Hi Daniel,
Thanks for the explanation. I've been doing some testing and I've come
accross the following situation:
ds_probing_threshold = 1
ds_probing_mode = 0
in failure route (when timeout occurs) I do:
ds_mark_dst("ip")
State changes from active to inactive and mode set to probing is
correct, then dispatcher sends 3 ping messages to destination set in
probing state, it then recieves no response to the probe and then sets
the destination inactive. It looks like the probing for state inactive
also honours ds_probing_threshold.
If I wanted to keep pinging the destination, while its down, how would I
achieve that? So, for example, i have a destination in active state, the
destination goes down for some reason, I mark the destination as
inactive but want to keep probing it until it comes back. In this case I
will always be sending a probe to the destination, until it comes back,
in which case i recieve a 200 ok back and dispatcher sets state back to
active.
Currently, what happens is, the destination is active, it crashes, i set
state & mode to inactive probing, probe goes out to destination, it
times out, dispatcher sets state inactive, no probing. Therefor the
destination will never be selected unless manually set to active/trying
via fifo command when gateway is back alive.
The kamailio version I was testing with is:
# ./kamailio -V
version: kamailio 3.3.0-dev1 (i386/linux) 0b8f2e
flags: STATS: Off, USE_IPV6, USE_TCP, USE_TLS, TLS_HOOKS, USE_RAW_SOCKS,
DISABLE_NAGLE, USE_MCAST, DNS_IP_HACK, SHM_MEM, SHM_MMAP, PKG_MALLOC,
DBG_QM_MALLOC, USE_FUTEX, FAST_LOCK-ADAPTIVE_WAIT, USE_DNS_CACHE,
USE_DNS_FAILOVER, USE_NAPTR, USE_DST_BLACKLIST, HAVE_RESOLV_RES
ADAPTIVE_WAIT_LOOPS=1024, MAX_RECV_BUFFER_SIZE 262144, MAX_LISTEN 16,
MAX_URI_SIZE 1024, BUF_SIZE 65535, DEFAULT PKG_SIZE 4MB
poll method support: poll, epoll_lt, epoll_et, sigio_rt, select.
id: 0b8f2e
compiled on 10:24:56 Oct 28 2011 with gcc 4.1.2
On 27/10/2011 17:49, Daniel-Constantin Mierla wrote:
Hello,
On 10/27/11 5:30 PM, Asgaroth wrote:
Hi Daniel,
[...]
Since with 3.2 seemed that it was lost capability
to go inactive after
a certain number of failures (ds_probing_threshold), there is a new
state 'trying' that can be used for it.
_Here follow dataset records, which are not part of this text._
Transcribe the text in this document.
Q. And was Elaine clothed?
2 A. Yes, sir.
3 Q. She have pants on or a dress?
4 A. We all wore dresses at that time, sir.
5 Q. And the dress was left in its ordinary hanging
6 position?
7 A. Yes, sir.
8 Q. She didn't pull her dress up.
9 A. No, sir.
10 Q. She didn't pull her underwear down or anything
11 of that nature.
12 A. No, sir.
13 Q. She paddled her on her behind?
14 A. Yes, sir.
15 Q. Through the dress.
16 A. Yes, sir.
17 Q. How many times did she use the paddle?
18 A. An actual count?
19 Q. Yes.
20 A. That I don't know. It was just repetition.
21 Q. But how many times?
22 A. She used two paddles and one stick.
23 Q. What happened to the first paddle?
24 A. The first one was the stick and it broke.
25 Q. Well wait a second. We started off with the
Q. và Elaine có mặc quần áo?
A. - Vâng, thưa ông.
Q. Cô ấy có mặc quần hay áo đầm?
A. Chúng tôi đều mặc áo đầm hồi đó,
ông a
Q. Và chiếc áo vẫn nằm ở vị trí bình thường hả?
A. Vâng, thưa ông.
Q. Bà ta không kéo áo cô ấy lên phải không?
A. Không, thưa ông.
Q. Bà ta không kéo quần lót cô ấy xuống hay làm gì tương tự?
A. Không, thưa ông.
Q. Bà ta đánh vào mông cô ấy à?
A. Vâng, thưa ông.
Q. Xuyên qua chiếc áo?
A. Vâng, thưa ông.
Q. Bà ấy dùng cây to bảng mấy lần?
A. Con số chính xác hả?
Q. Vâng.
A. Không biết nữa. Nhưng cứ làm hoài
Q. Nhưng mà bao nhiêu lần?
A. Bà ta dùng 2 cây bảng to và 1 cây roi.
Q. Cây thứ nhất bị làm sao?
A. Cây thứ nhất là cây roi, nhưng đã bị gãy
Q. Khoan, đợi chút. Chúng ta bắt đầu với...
Means that you can set a
destination in trying state couple of times and then it becomes
inactive. In 3.1 it was using a confusing mechanism based on probing
mode.
Can you explain this trying state and "lost capability to go inactive
after certain number of failures" a little more please and how it
relates to the new trying->inactive states. I would like to understand
how these states relate so that I can test better.
I was not using the feature in the past, but from the source code I
could see that there was a way not to go directly in probing mode
(which in the past meant not to select the gateway anymore), but just
count failure until a threshold is reached and then set probing.
So if threshold was 3 and there were (in 3.1.x-):
ds_mark_dst(p) => state still active (no probing, gateway still selected)
ds_mark_dst(p) => state still active (no probing, gateway still selected)
ds_mark_dst(p) => state goes to probing (inactive, gateway not selected)
Now (3.3.x+), since probing can be always on, even for active
destinations (to detect when they go down), you can get previous like
behavior with trying state:
ds_mark_dst(t) => state trying (gateway still selected)
ds_mark_dst(t) => state trying (gateway still selected)
ds_mark_dst(t) => state goes to inactive (gateway not selected)
Default failure counter threshold is 1, so goes to inactive as soon as
you set trying, but you can change it via ds_probing_threshold parameter.
So right now there are states: active, inactive, trying and disabled,
plus modes: probing, not-probing. A destination can be selected only
if it is active or trying. It will not be selected in inactive and
disabled. Probing mode specifies whether keepalives should be sent to
destinations, can be done per address or globally with the module
parameter ds_probing_mode. If a keepalive is not replied, the address
is marked as trying first and later will become inactive if keeps
being non-responsive.
OK, so if I understand this above paragraph correctly, if I
have
ds_probing_mode = 0, then I need to set mode manually to probing for a
gateway that has failed "ds_probing_threshold" times? If a server times
out and I set state/mode to "ip", then I assume probing will commence.
In this case the server will not responde to probe requests (as it has
crashed), does this mean then that the state will change to "trying"
because there was no probe response recieved from destination?
Probing is no
longer a gw selection state, but a mode switch to send
keepalives or not to a gateway. So if you want these keepalives and
ds_probing_mode=0, you have to set 'p' in any of the states you want
keepalives. A matter of the reply code from keepalives, the state in
probing mode is changed to active if it is 200ok or a reply code
configured in module parameter, or to trying if it is a failure (which
may end up in inactive when failure threshold is met). ds_probing_mode
controls as well if a keepalive reply will maintain the probing mode
or not.
Cheers,
Daniel